Before you jump in and say whether that’s good or bad for customers, consider that these companies own these networks and as such, it is their right to set the terms for their service. If customers do not receive the quality or quantity of service they want, they are free to select another provider (or no provider). They do not have the right to dictate how ISPs must run their service.
Google has advocated Net Neutrality, according to the article, because they believe the lack of Net Neutrality will hurt their business. But now they are under fire on a new front but up against the very principle they have been advocating. Some now want to regulate search results on the Internet, and dictate how Google must rank their search results.
Why? Google has “too much power,” the argument goes, with respect to sending traffic to sites on the Web. They determine who gets placed and how high up Web sites are shown in search results. A small change in search engine positioning can make or break a business, and an entire industry has been borne around search engine optimization (SEO) by businesses in order to exploit the value Google has created for Web publishers.
But it is Google that has created the value of search in the first place, and to dictate how they must run their business is a violation of their rights and an attempt to expropriate the value they did not earn by that which they did not create.
Google commands such “power” because it has won customers over in terms of the value of their search engine. From recipes to song lyrics to news articles to photographs, Google will help you find the most relevant content on the Web in the most convenient way possible to you. That is their purpose and that is the core of their business, and they have won customers over by being the best at it and, as a result, earned the position of the dominant player in the market.

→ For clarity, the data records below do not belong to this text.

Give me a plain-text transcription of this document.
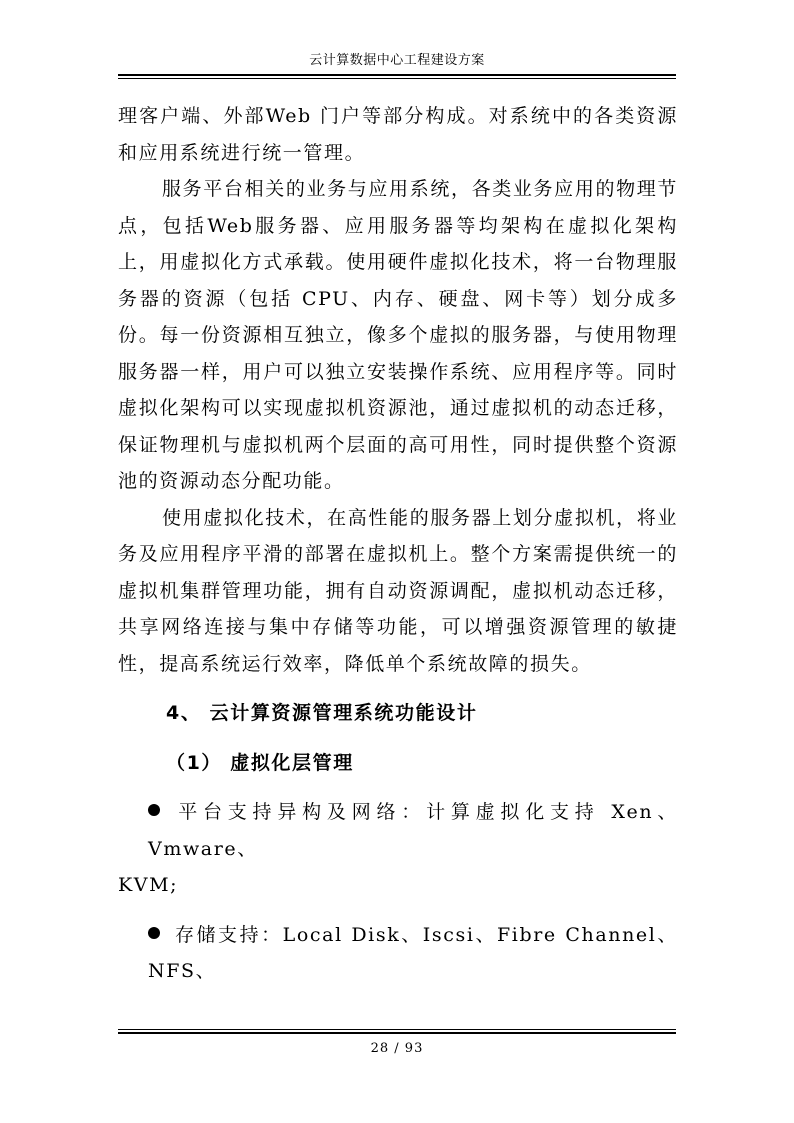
云计算数据中心工程建设方案

理客户端、外部Web 门户等部分构成。对系统中的各类资源和应用系统进行统一管理。

服务平台相关的业务与应用系统，各类业务应用的物理节点，包括Web服务器、应用服务器等均架构在虚拟化架构上，用虚拟化方式承载。使用硬件虚拟化技术，将一台物理服务器的资源（包括 CPU、内存、硬盘、网卡等）划分成多份。每一份资源相互独立，像多个虚拟的服务器，与使用物理服务器一样，用户可以独立安装操作系统、应用程序等。同时虚拟化架构可以实现虚拟机资源池，通过虚拟机的动态迁移，保证物理机与虚拟机两个层面的高可用性，同时提供整个资源池的资源动态分配功能。

使用虚拟化技术，在高性能的服务器上划分虚拟机，将业务及应用程序平滑的部署在虚拟机上。整个方案需提供统一的虚拟机集群管理功能，拥有自动资源调配，虚拟机动态迁移，共享网络连接与集中存储等功能，可以增强资源管理的敏捷性，提高系统运行效率，降低单个系统故障的损失。

4、 云计算资源管理系统功能设计

（1） 虚拟化层管理

平台支持异构及网络：计算虚拟化支持 Xen、Vmware、
KVM;

存储支持：Local Disk、Iscsi、Fibre Channel、NFS、

28 / 93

But to force Google to modify their search results by force will destroy this value, and that is exactly what proponents of “Search Neutrality” desire. They want to make Google give results to customers according to their standards and whims, and determine how search should be optimized, not by the free choice of customers (such as by creating a competing search engine that is better than Google that customers want to use), but at the point of a gun. How did Google gain the dominant position in the marketplace? Blank out. They just are, and they want a piece of it–a piece they did not earn and cannot win legitimately.
That same threat is currently being faced by ISPs by telling them how they must run their business. Google had better wise up to the principle involved here and defend ISPs rights and oppose Net Neutrality, or they won’t have a moral foundation to stand on when regulators come after them as their next target.